Noxious Needles 24 in. x 16 in. x 3 in. Graphite and charcoal on paper 2013
Following my meeting with my artist mentor, Patte Loper, I decided to work on both projects again. Both projects needed more dramatic values.  Nettles relates more closely to the drawing in tones of grey than in soft greens.  This approach also expresses a combination of fascination and repulsion much better as well.  The drawing was delicate and lacked the darker side of nature now visible with the addition of more leaves in charcoal pencil. The plants are showing growth and decay at the same time.

When I collected more thistle stalks, I noticed how new growth is taking hold where I cut thistles a month ago to bring into the studio.  This plant is determined to reproduce itself, with flowers, pods and self propagating roots.  If you don't want it in your yard, you have to smother it under thick black plastic for weeks.

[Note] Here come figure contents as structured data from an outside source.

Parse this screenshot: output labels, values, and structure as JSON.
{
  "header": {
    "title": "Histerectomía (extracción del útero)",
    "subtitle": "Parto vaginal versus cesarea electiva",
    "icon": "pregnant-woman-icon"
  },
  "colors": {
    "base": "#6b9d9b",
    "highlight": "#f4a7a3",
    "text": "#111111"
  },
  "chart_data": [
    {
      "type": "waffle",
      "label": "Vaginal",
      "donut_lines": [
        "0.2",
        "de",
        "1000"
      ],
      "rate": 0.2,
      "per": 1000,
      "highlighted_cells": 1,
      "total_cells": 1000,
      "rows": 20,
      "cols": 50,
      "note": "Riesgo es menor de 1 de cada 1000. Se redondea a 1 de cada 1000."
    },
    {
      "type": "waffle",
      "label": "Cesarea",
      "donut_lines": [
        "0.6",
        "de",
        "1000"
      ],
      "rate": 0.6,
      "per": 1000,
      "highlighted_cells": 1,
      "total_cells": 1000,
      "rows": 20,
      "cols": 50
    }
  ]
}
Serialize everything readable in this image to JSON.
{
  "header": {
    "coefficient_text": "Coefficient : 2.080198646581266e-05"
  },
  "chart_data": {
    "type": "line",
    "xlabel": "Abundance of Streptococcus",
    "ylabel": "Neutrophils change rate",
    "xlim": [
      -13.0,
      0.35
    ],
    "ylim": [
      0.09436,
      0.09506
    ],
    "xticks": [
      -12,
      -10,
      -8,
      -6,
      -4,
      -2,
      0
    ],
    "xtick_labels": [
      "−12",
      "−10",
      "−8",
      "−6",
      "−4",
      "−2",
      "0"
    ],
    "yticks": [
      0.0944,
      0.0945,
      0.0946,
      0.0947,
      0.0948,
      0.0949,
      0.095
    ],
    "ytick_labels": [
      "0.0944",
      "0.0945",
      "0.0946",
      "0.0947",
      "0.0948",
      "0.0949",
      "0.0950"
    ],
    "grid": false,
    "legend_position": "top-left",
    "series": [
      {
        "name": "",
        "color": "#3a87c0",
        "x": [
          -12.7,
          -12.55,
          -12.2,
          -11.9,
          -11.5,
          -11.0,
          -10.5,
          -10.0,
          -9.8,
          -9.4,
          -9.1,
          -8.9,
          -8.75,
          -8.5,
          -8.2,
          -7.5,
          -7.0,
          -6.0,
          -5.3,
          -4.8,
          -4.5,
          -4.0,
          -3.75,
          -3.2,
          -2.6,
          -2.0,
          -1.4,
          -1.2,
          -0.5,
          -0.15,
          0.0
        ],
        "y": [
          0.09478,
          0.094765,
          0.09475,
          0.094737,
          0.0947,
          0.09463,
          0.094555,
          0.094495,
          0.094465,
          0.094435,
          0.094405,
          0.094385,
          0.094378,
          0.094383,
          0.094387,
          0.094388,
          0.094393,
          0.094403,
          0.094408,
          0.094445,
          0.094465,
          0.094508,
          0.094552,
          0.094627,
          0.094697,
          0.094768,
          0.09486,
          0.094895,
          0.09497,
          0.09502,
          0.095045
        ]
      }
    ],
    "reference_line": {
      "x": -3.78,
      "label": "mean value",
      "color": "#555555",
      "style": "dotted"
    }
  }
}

The thistle prefers disturbed land and poor soil in order to thrive.  Its presence indicates that the local environment has been drastically transformed through human activity.

Monday, September 9, 2013

Nettles & Lupini

Nettles,  Acrylic on Birch Plywood and Bamboo Points,  17 x 15 x 4 in.  2013
 Nettles received its final wash of paint a few days ago.  This thin application of paint, water and medium brings out the textures on the wood's surfaces. Brushstrokes and dripped paint contributed to the unevenness that suggests dust or even herbicide on the thistle leaves.  This piece is more three-dimensional and multi-layered than previous panels have been. The plant forms have become more integrated within the rectangular panel, alluding to the melding of culture and nature that is all around us.

Lupini,  Graphite on Paper,  24 x 16 in.  2013

My drawing Lupini looks like a study of pea pods, but these are actually lupin pods. The pods are downy with tiny hairs and are colored a purplish-grey.  When the pods are fully developed, they spring open and release little dark seeds.  I became interested in the voluptuous forms of the pods and their plentiful numbers. There are hundreds of lupin stalks near my favourite thistle patch.  I am working on a low relief panel inspired by this drawingof pods, as a companion piece to Nettles. 

I have also been working hard on my thesis.  Draft 2 is a big improvement over my first efforts.  I have a definite focus and I am able to discuss what my work is about, where it comes from and why I am doing it, with illustrations, of course!  I must say that the thesis is very time-consuming. I am glad that I have saved my panels from my third semester in case I decide to use some of them in the grad exhibition.  I have projects I would like to finish for it, but we will see how much I can accomplish in the studio.

In a few days I am going to New York to meet with my mentor. Our first meeting was through Skype, so I am looking forward to seeing her in person and visiting some galleries and museums.